The SampleHandler.__init__() method gets triggered on the following CREATE DATABASE query execution over in the dashboard.

CREATE DATABASE sample_db
WITH ENGINE = 'sample';

Inside this method, you should create the tables that you need. As you can see, there is already a SampleTable class created there by default. Create your required tables inside <name>_tables.py, import them into the <name>_handler.py and add them in _tables variables inside the __init__() method.

...
from mindsdb.integrations.handlers.sample_handler.sample_tables import SampleTable


class SampleHandler(APIHandler):
    def __init__(self, name: str, **kwargs) -> None:
        """initializer method

        Args:
            name (str): handler name
        """
        super().__init__(name)

        self.connection = None
        self.is_connected = False

        _tables = [
            SampleTable,
            #...
        ]

        for Table in _tables:
            self._register_table(Table.name, Table(self))

Notice that there are two attributes called self.connection and self.is_connected inside the initializer method. We need to set them from within the connect() and check_connection() methods.

SampleHandler.check_connection() Method

This method has to return a StatusResponse(True/False) object meaning the handler is still available to access the third-party for the further communications. This method is also where we set a bool value for self.is_connected. A quick sample for this method would be like this.

    ...
    def check_connection(self) -> StatusResponse:
            response = StatusResponse(False)

            try:
                _ = requests.get("https://google.com", timeout=5).raise_for_status()
                response.success = True
                self.is_connected = True
            except requests.exceptions.RequestException as e:
                response.error_message = e

            return response

SampleHandler.connect() Method

This method is where you have to put a value into the self.connection attribute. A good example for this would be returning a requests.get() object.

    ...
    def connect(self) -> Callable[..., Response]:
        """making the connectino object

        Returns:
            Callable: requests.get
        """
        self.connection = requests.get
        return self.connection

We need the value that this method puts into the self.connection later in our sample_tables.py.

Tables Development

Now, let's see the sample_tables.py and the methods and classes that live there. You can copy and paste your tables from the initial SampleTable or even modify it. The first step is to specify each table's columns and names. You can do this by changing the name and columns attributes of each class.

class SampleTable(APITable):
    name: str = "sample"
    columns: List[str] = ...

    def __init__(self, handler: APIHandler): ...
    def select(self, query: ast.Select) -> pd.DataFrame: ...
    def get_columns(self, ignore: List[str] = []) -> List[str]: ...

There is a SampleTable.select() method defined by default. This is the only method that you probably need to change. This method is called whenever someone queries a SELECT statement over your table. All the parameters and clauses that the user specifies can be reachable from the query attribute.

You can define other methods such as SampleTable.insert() for the INSERT INTO purpose.

Don't Forget to..

I highly recommend you take a look over other the handler integrations' source code. They'll give you a nice point of view about the components and how they're supposed to be implemented. As references, I suggest the MediaWiki Handler and PyPI Handler which I maintain!

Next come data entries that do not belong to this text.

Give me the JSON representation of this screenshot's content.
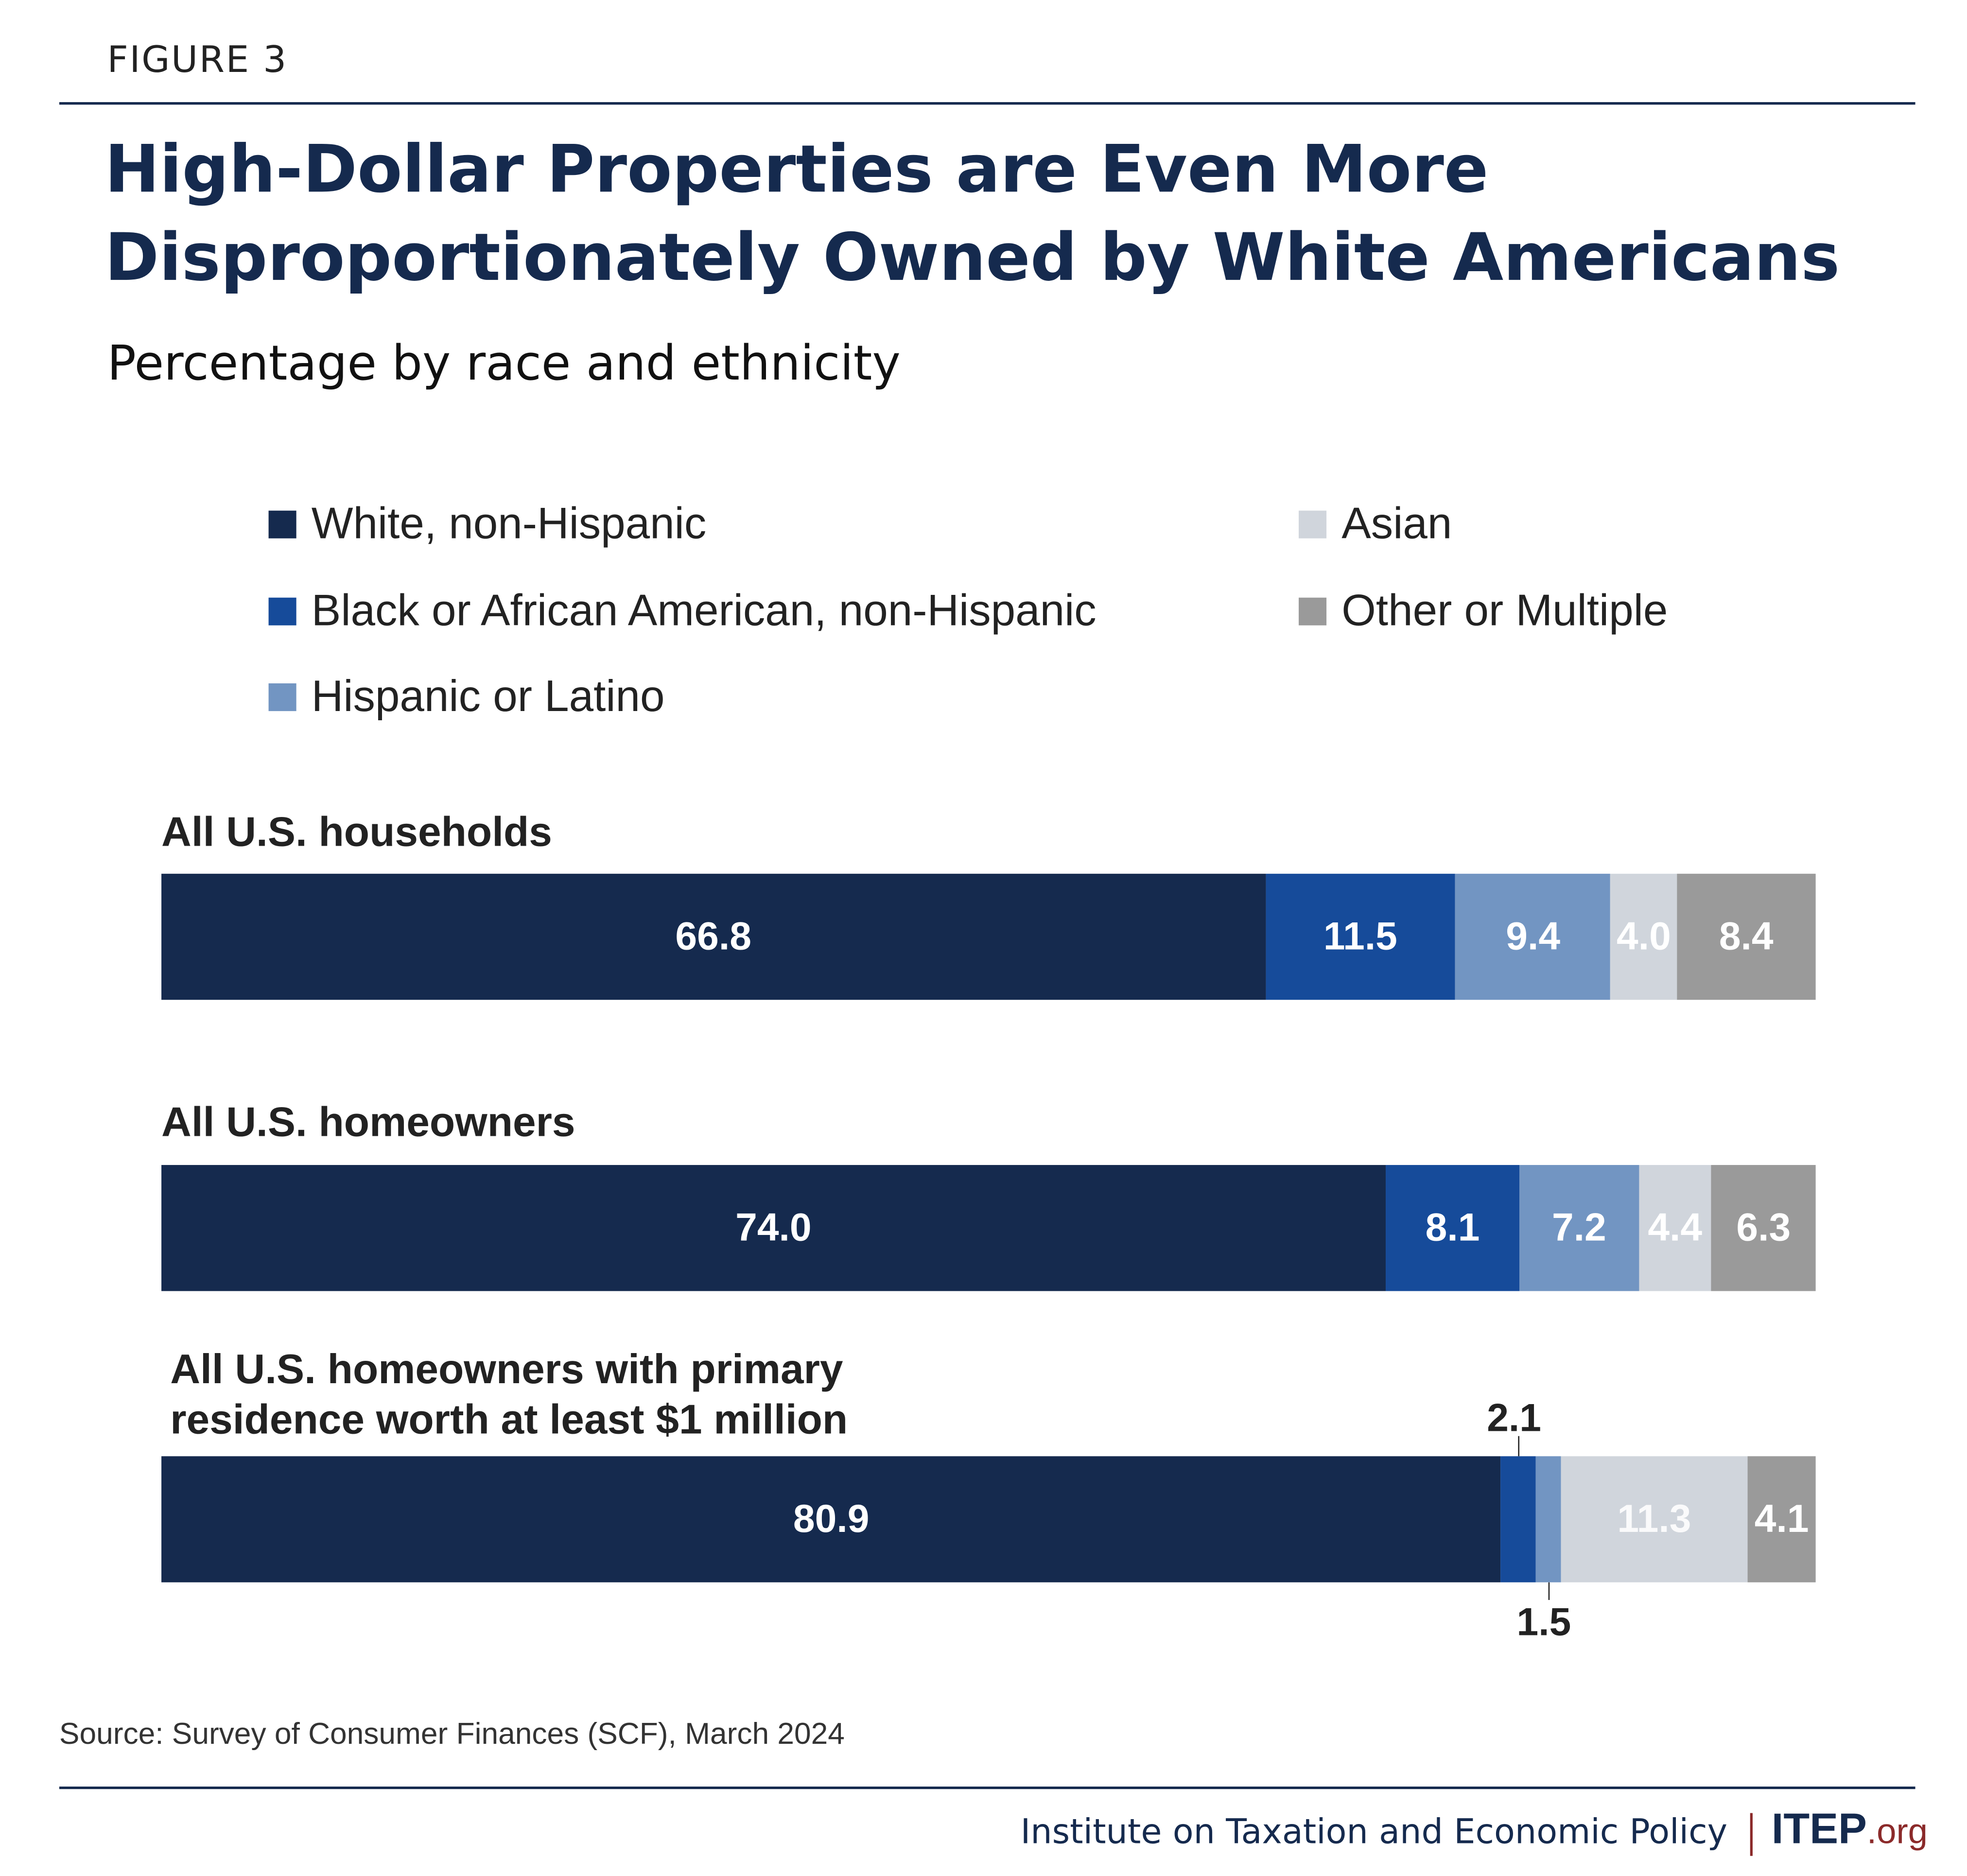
{
  "figure_label": "FIGURE 3",
  "chart_data": {
    "type": "bar",
    "stacked": true,
    "orientation": "horizontal",
    "title": "High-Dollar Properties are Even More Disproportionately Owned by White Americans",
    "subtitle": "Percentage by race and ethnicity",
    "categories": [
      "All U.S. households",
      "All U.S. homeowners",
      "All U.S. homeowners with primary residence worth at least $1 million"
    ],
    "series": [
      {
        "name": "White, non-Hispanic",
        "color": "#152a4e",
        "values": [
          66.8,
          74.0,
          80.9
        ]
      },
      {
        "name": "Black or African American, non-Hispanic",
        "color": "#164b9a",
        "values": [
          11.5,
          8.1,
          2.1
        ]
      },
      {
        "name": "Hispanic or Latino",
        "color": "#7295c2",
        "values": [
          9.4,
          7.2,
          1.5
        ]
      },
      {
        "name": "Asian",
        "color": "#d0d5dc",
        "values": [
          4.0,
          4.4,
          11.3
        ]
      },
      {
        "name": "Other or Multiple",
        "color": "#9a9a9a",
        "values": [
          8.4,
          6.3,
          4.1
        ]
      }
    ],
    "value_labels": [
      [
        "66.8",
        "11.5",
        "9.4",
        "4.0",
        "8.4"
      ],
      [
        "74.0",
        "8.1",
        "7.2",
        "4.4",
        "6.3"
      ],
      [
        "80.9",
        "2.1",
        "1.5",
        "11.3",
        "4.1"
      ]
    ],
    "category_labels": [
      "All U.S. households",
      "All U.S. homeowners",
      "All U.S. homeowners with primary",
      "residence worth at least $1 million"
    ],
    "legend_position": "top",
    "xlim": [
      0,
      100
    ]
  },
  "source": "Source: Survey of Consumer Finances (SCF), March 2024",
  "footer": {
    "org": "Institute on Taxation and Economic Policy",
    "logo_main": "ITEP",
    "logo_suffix": ".org"
  }
}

What's more, Artem Veremey has published "Building a New MindsDB Integration: A Step-by-Step Guide With Examples From the GitHub Handler" article over on his blog that might give you more perspectives and ideas about this integration. Shout out to him!

Conclusion

In this quick tutorial, we talked about MindsDB and the way you can ship your desired handlers over it via a simple Cookiecutter template. Hopefully, this tutorial has helped you build your integrations easier.